As mudanças no relacionamento sempre vão acontecer. São duas personalidades que irão formar o perfil do casal. Então, mudanças comportamentais vão ocorrer, mas quando se fala em casal o que se espera é que se aumente a compreensão, a paciência, o afeto e o cuidado com outro. Não é diminuir a empatia, nem aumentar a agressividade. É aumentar a tolerância. Um casal que dá certo, à medida que o tempo passa os dois vão aprendendo, inclusive, a recuar a uma série de comportamentos que se consideravam serem inadequados. Um casal que se ama e se gosta muda, não para o outro, mas muda em benefício da relação porque a relação é um ente em si. No entanto, nos casos de indivíduos controladores e abusadores quando percebem a reação dessa mulher e que ela não se submete a ele mais, esse sujeito começa a agir agressivamente. Essa alteração de comportamento começa à medida que ele perde o controle que supostamente imaginava ter sobre essa vítima.

4- Por que matar quando um dos parceiros do casal não quer mais o relacionamento amoroso? O que pode levar uma pessoa a essa condição extrema e muitas vezes deixando os filhos órfãos (um deles morre assassinado e depois se mata ou é preso)? A carga dessa tragédia vai para a família, em especial os filhos. Quais possíveis implicações disso?

O que leva um homem a matar uma mulher? É aí que entra a natureza de um crime passional. Normalmente crimes passionais não são cometidos por psicopatas.Um homem passional é aquele que tem uma série de fragilidades estruturais, possui uma necessidade de controle e baixa tolerância à frustração. Ele é um indivíduo que tem uma série de questões com relação materna, complexos maternos. Mas, é importante destacar que o ato de matar é o de não suportar a vida sem essa pessoa e de não aceitar que essa pessoa seja de outra. É aquela famosa frase: “Se não for minha não será de ninguém”. No caso de um criminoso passional essa não é uma ameaça, essa é uma realidade! Quando ele diz vou matar porque ela é minha e não vai ser mais de ninguém é um tipo de controle absurdo e um controle de vida, paranóico (que se caracteriza por um estado constante de ansiedade e desconfiança em resposta a um medo específico) e patológico (doente). É insuportável para o sujeito perceber que aquela mulher não está mais sob o jugo dele.

5- O senhor teria algum exemplo de caso em que ou a ação de pedir ajuda contribuiu para o não feminicídio ou o contrário (a demora resultou no assassinato)?

Infelizmente, são dezenas de exemplos de casos em que atuei seja como perito e assistente técnico ou com investigações dentro de casos penitenciários. Mas, a maioria, quase a totalidade, infelizmente, é de mulheres que fizeram o boletim de ocorrência, que se afastaram e mesmo assim morreram.

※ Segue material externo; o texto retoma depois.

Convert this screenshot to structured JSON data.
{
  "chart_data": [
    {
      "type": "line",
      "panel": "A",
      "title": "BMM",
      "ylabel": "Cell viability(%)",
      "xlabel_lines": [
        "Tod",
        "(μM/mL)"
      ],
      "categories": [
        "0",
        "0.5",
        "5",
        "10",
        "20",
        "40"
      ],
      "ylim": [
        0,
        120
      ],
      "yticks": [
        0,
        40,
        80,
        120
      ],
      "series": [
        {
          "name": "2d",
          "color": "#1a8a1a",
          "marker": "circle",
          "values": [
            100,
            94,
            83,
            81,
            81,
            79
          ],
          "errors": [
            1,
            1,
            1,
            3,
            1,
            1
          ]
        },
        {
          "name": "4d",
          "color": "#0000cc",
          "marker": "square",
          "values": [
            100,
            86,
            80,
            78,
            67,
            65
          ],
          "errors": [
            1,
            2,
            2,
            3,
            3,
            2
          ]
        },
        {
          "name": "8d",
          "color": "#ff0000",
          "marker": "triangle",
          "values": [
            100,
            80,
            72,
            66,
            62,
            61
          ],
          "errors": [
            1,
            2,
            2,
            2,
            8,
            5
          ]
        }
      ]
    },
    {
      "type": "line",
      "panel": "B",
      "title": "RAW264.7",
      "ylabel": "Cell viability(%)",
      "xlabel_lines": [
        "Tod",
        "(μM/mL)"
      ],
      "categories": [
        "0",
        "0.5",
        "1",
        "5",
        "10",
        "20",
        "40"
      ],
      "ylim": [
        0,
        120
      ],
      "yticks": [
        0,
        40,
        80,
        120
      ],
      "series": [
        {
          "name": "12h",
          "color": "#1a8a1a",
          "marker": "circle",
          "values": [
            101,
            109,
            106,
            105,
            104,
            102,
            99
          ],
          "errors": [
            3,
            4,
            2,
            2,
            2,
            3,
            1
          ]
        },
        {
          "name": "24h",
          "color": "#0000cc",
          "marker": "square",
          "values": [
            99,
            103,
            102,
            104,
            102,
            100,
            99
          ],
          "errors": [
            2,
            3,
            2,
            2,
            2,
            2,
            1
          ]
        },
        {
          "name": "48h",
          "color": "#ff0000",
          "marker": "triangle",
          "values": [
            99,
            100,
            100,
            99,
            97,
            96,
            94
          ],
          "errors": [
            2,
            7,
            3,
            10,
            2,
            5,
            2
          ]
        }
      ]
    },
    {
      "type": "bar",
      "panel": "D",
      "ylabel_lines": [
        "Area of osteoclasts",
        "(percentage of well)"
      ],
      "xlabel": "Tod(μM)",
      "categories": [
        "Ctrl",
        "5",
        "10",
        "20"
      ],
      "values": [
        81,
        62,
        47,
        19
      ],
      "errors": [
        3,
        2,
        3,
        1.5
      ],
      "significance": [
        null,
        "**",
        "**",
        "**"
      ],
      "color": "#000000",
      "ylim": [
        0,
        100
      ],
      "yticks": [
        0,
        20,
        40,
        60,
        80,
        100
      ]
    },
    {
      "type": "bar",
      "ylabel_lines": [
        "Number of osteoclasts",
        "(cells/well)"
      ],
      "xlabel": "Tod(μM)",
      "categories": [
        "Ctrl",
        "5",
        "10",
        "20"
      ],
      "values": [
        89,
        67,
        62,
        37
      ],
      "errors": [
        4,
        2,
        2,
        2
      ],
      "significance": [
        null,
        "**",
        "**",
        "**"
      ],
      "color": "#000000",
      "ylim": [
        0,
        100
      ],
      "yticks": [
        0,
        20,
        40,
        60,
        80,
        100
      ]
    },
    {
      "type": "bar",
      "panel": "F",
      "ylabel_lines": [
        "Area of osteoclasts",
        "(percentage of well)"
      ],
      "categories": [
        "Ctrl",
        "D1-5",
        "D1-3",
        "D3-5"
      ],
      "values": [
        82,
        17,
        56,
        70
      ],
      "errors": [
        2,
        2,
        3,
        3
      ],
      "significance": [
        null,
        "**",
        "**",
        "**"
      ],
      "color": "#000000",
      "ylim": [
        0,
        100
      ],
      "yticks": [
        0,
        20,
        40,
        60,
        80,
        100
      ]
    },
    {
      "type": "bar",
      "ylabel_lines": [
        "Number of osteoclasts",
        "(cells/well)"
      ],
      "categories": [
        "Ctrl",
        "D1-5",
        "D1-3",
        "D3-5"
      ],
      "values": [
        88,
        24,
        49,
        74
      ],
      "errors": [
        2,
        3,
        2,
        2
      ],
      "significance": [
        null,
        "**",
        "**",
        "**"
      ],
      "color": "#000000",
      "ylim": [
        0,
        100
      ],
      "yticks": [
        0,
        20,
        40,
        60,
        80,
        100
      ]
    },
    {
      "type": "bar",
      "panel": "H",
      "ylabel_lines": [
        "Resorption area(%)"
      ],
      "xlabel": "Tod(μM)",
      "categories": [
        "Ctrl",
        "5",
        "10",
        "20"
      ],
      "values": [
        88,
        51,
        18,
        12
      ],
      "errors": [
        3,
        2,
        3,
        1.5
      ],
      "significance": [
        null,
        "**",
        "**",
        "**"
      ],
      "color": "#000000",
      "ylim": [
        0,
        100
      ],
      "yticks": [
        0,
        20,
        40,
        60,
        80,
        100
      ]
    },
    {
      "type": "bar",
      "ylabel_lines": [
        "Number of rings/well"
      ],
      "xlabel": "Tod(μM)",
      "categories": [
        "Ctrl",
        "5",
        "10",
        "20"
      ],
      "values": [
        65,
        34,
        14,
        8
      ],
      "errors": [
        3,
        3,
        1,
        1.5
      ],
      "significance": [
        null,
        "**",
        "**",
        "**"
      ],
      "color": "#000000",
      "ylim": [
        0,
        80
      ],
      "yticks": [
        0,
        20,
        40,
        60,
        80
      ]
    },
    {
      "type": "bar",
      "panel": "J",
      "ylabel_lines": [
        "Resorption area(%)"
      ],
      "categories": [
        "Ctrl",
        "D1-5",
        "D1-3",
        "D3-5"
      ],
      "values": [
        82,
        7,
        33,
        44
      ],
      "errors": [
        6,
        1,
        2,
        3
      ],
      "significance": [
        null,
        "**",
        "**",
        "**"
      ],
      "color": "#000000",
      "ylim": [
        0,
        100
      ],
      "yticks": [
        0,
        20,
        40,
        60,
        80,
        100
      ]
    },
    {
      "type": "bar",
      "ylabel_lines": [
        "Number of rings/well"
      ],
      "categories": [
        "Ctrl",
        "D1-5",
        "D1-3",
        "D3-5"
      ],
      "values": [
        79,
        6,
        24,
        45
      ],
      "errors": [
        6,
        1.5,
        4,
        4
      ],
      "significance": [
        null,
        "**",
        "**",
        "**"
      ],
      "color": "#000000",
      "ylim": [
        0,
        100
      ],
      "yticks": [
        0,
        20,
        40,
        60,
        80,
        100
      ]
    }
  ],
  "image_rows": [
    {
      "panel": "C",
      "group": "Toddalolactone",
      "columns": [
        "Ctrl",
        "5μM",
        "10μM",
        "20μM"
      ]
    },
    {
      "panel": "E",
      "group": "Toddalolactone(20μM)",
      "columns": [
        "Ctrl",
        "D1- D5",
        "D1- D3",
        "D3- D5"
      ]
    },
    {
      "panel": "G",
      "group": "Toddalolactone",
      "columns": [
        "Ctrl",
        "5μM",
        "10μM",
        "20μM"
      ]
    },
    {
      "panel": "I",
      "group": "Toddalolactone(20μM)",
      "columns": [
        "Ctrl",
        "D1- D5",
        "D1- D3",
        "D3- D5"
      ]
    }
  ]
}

É um crime pouco estudado, a natureza do criminoso passional, tramita ali entre um transtorno de personalidade, um transtorno delirante também com esse ciúmes absurdos e patológicos. Existe uma série de dimensões da personalidade deste indivíduo. Na minha atuação, quase que diária, eu pude avaliar muitos criminosos passionais que tinham esse perfil. Os meus casos foram dentro do sistema penitenciário com homens que matam as esposas/ companheiras e dizem o quanto se arrependem. Um deles matou a esposa com um tiro na cabeça. Mas foi ele mesmo quem se entregou à polícia. Tentou se matar e não conseguiu e quando a polícia chegou o encontrou ao lado do corpo da mulher. Ele, apesar de ser muito forte fisicamente, se entregou sem resistência. Eu o atendi por mais de um ano no ambiente penitenciário e ele dizia o quanto se arrependeu, o quanto não queria ter feito aquilo que acabou com a vida dele. Esse indivíduo tinha um casal de filhos que passou a viver com os pais da mulher que ele matou.